A Hillsborough Community College Student Publication since 1978.
By Richard Cantu
Standing in my ripe strawberry dress, as
we got ready for church, mom frantically
brushing my hair would say,
“Kisses are shortbread cookies, dipped
in raw honey.”
While grandma would squeak, from the
rickety rocking chair,
“Absolutely not, kisses are chocolate
covered sour cherries.”
My daddy would bellow with a can of
“Hugs are blueberry pies. Tart at the
start, with a warming embrace, and sweet
once you realize you’re done.”
Grandpa would let out a snicker. His
voice sickening sweet as red velvet.
“Hugs are popcorn balls.
Held together with molasses.”
From the back pew in church, sister
leaning in would spout.
“God is made of grape juice and bread.”
Brother groaned loudly, twisting around
“God is ambrosia and angel food cake.”
While I find their words savory and
satisfying to devour.
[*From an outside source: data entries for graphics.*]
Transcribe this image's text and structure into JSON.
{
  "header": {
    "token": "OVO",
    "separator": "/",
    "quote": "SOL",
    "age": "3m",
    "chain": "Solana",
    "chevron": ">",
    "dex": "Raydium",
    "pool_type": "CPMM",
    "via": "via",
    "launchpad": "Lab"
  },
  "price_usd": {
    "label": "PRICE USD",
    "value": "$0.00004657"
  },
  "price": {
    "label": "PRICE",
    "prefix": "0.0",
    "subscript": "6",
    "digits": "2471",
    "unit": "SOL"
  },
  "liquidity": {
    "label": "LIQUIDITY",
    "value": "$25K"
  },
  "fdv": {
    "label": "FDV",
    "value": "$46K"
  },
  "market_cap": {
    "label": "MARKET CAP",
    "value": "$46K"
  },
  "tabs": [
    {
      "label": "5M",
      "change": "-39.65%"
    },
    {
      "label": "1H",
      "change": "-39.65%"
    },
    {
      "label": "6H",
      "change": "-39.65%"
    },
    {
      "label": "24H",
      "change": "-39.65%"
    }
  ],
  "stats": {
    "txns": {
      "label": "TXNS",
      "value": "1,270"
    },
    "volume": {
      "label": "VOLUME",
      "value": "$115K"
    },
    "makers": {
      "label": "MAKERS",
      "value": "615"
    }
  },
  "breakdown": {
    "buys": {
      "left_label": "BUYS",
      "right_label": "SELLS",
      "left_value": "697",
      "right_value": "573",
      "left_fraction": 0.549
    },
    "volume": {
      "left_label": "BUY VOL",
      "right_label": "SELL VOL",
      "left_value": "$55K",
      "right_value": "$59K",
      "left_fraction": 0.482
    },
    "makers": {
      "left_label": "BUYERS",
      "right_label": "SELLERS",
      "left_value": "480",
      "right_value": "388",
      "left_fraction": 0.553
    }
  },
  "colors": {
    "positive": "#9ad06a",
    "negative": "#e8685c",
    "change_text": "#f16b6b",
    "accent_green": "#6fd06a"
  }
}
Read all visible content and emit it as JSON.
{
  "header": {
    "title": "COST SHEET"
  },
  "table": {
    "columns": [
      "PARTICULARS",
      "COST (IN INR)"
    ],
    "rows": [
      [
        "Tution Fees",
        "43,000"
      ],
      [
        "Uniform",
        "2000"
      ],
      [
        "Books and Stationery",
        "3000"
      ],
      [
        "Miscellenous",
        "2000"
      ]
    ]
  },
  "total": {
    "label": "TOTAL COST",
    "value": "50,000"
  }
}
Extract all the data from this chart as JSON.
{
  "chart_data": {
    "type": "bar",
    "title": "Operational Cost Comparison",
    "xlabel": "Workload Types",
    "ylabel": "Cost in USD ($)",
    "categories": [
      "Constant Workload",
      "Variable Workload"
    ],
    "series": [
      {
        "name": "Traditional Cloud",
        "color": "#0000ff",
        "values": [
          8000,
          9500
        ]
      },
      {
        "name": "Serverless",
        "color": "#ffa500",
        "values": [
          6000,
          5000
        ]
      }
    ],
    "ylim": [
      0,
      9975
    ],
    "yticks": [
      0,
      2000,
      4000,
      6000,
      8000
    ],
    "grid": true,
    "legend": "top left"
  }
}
I question their
flavors, and their level of taste.
Because kisses are salsa and chips,
that mom and dad make fresh at home
Hugs are pancakes drenched in maple
syrup made on cool April mornings with
grandpa and grandma, as brother and
sister sleep in their beds.
God is toasted ravioli that we eat every
Sunday from the soup kitchen at church.